Researchers imagine these teeth had been left behind because of this of getting lodged within the carcass of the Great Jagged Narrow-Toothed Shark as smaller sharks consumed it after the a lot bigger animal died.
“The teeth of the sixgill shark work like a crosscut saw, and tore into the Carcharocles angustidens like loggers felling a tree. The stench of blood and decaying flesh would have drawn scavengers from far around,” Museums Victoria palaeontologist Tim Ziegler stated in an announcement.
“Sixgill sharks still live off the Victorian coast today, where they live off the remains of whales and other animals. This find suggests they have performed that lifestyle here for tens of millions of years.”
Fitzgerald’s crew has completed their subject analysis and at the moment are working to be taught extra about how the teeth of the Great Jagged Narrow-Toothed shark developed with a view to higher perceive its evolutionary historical past.
“If we can find out any more clues about the lifestyle (and) the ecology of this extinct species, that might shed light as to what led to its extinction,” he stated.

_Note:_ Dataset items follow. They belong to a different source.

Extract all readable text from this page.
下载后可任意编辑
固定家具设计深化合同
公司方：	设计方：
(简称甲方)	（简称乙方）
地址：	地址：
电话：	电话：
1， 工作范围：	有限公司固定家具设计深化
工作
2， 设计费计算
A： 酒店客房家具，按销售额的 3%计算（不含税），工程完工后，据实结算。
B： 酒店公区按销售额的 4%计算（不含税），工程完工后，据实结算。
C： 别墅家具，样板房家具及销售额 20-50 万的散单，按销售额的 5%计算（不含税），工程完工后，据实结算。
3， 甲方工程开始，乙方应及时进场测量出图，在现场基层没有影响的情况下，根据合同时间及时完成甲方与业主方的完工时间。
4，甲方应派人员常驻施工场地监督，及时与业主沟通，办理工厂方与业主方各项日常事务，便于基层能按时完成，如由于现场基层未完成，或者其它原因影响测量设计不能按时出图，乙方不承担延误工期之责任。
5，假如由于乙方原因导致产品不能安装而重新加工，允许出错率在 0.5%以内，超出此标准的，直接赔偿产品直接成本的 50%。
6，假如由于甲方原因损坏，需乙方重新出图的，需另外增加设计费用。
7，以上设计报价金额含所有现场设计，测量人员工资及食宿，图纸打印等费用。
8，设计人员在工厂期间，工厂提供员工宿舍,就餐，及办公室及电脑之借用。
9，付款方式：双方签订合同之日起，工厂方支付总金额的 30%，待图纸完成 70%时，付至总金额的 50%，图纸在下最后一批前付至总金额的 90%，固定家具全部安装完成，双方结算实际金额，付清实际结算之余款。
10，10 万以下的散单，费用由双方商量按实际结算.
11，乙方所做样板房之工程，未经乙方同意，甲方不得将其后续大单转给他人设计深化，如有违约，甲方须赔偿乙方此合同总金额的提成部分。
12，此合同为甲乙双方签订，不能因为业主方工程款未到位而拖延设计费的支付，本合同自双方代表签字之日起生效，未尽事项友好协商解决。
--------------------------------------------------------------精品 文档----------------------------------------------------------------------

Fitzgerald stated he believes there could also be much more shark teeth at Jan Juc and even components of a spinal column lodged within the cliff, based mostly on what he noticed throughout the excavation. For now, these potential samples are about 20 meters (65 toes) excessive, out of the attain of excavators.
“I’m willing to bet there’s more up there,” he stated. “We’ll be waiting and ready for the next expedition down to salvage a giant prehistoric shark.”